SYstematic Review Center for Laboratory (Animal) Experimentation, Department for Health Evidence, Radboud University Medical Center, 6525 GA Nijmegen, The Netherlands
Author to whom correspondence should be addressed.
Received: 20 November 2019
Revised: 12 December 2019
Accepted: 14 December 2019
Published: 17 December 2019
The three Rs stand for Replacement, Reduction, and Refinement of animal studies and were published for the first time in 1959 by Russell and Burch. Replacement refers to avoiding the use of (non-human) animals in research. Reduction implies using fewer animals, for example, by better statistical methods and better literature studies, and Refinement means reducing the discomfort and improving the welfare of animals used in experiments. The three Rs have gained more interest and popularity since the 1970s, and have now become the crucial central element in the revised legislation in Europe, the EU Directive 2010/63EU, controlling the proper use of animals in experiments in the European member states. Animals are used in order to improve the health and welfare of other non-human animals, in veterinary medicine, and of humans, for toxicological purposes and in clinical medicine. Using animals in experiments has always been subject to ethical and societal debate.

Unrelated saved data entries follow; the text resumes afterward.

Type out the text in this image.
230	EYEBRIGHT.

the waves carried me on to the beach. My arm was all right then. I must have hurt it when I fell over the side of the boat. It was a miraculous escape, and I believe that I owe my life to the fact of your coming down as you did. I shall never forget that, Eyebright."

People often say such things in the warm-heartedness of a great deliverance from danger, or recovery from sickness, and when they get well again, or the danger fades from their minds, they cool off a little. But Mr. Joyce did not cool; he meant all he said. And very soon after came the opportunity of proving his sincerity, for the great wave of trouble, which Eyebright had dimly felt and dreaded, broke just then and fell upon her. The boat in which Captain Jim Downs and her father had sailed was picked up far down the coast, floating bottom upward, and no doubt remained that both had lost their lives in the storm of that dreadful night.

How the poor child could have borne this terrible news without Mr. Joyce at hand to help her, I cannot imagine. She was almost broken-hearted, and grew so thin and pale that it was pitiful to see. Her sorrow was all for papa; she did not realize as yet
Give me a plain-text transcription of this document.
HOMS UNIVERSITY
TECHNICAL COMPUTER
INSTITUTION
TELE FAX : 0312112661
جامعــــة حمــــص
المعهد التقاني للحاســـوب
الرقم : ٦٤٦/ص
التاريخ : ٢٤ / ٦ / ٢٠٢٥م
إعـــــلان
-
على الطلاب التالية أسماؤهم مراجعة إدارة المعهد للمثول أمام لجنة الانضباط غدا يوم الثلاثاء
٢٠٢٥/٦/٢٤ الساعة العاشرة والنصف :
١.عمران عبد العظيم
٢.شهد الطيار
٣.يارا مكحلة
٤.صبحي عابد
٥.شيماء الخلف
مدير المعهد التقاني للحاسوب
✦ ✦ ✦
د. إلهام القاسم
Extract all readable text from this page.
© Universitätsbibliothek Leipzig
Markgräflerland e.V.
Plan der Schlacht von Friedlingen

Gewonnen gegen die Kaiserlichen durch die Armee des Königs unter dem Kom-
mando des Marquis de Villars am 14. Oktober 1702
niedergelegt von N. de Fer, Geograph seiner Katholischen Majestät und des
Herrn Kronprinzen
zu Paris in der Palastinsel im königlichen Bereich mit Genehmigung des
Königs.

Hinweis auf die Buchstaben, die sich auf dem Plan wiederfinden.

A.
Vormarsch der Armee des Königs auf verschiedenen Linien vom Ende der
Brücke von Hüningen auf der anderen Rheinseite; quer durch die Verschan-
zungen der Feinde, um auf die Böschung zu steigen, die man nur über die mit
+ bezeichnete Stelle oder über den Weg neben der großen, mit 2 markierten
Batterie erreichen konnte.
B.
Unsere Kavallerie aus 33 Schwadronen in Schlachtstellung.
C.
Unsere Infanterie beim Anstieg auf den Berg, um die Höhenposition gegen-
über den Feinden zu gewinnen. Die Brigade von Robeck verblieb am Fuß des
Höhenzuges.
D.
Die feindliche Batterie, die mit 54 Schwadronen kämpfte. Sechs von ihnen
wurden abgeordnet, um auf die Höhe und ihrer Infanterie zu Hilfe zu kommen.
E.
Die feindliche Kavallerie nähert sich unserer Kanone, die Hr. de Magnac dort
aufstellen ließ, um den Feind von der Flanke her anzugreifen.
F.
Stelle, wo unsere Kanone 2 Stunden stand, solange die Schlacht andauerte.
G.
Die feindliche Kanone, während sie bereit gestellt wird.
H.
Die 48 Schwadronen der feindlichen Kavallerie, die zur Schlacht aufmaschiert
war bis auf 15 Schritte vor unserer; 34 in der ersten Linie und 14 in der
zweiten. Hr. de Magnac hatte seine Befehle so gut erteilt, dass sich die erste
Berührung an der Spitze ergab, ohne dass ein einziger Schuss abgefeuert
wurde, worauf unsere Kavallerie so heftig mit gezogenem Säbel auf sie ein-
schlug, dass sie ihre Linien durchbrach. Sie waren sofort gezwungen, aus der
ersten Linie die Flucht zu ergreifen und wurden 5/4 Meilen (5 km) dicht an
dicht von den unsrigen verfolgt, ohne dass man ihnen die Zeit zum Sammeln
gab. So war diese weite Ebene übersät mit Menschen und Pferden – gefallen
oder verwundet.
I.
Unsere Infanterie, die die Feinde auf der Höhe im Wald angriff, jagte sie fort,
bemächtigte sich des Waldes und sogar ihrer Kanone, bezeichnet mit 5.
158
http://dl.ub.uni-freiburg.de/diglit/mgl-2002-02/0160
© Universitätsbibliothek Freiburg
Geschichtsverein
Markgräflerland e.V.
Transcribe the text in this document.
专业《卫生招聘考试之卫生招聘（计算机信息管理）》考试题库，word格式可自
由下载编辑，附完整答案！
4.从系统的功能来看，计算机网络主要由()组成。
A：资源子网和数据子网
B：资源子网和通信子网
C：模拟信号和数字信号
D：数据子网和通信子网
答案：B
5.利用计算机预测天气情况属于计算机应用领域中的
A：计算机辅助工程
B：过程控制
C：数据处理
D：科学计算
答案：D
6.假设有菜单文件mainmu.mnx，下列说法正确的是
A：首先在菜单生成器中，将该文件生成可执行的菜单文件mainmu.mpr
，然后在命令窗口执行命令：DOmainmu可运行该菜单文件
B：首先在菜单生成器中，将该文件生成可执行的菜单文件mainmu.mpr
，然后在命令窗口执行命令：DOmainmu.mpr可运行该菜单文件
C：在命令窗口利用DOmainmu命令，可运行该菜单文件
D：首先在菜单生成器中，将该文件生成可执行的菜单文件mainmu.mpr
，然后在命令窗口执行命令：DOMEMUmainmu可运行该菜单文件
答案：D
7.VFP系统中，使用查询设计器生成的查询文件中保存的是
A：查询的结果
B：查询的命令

At Syrcle, we have introduced the methodology of systematic reviews for preclinical animal studies since 2012. This methodology comes from the clinical field and is a key element in evidence-based medicine, as systematic reviews summarise the scientific evidence as objectively as possible. A systematic review (SR) is defined as a literature review focused on a single question that tries to identify, appraise, select, and synthesise all high-quality research evidence relevant to that question. Introducing this methodology for the preclinical animal studies seems very logical, as animal studies in clinical medicine are performed for protecting humans from ineffective or unsafe treatments. Systematic reviews thus lead to summarising evidence from preclinical studies before entering clinical trials. In addition to protecting humans, systematic reviews can also be used to implement the three Rs. Examples of how systematic reviews contribute to implementing the three Rs are provided in the following article, thus demonstrating the value for protecting animals as well.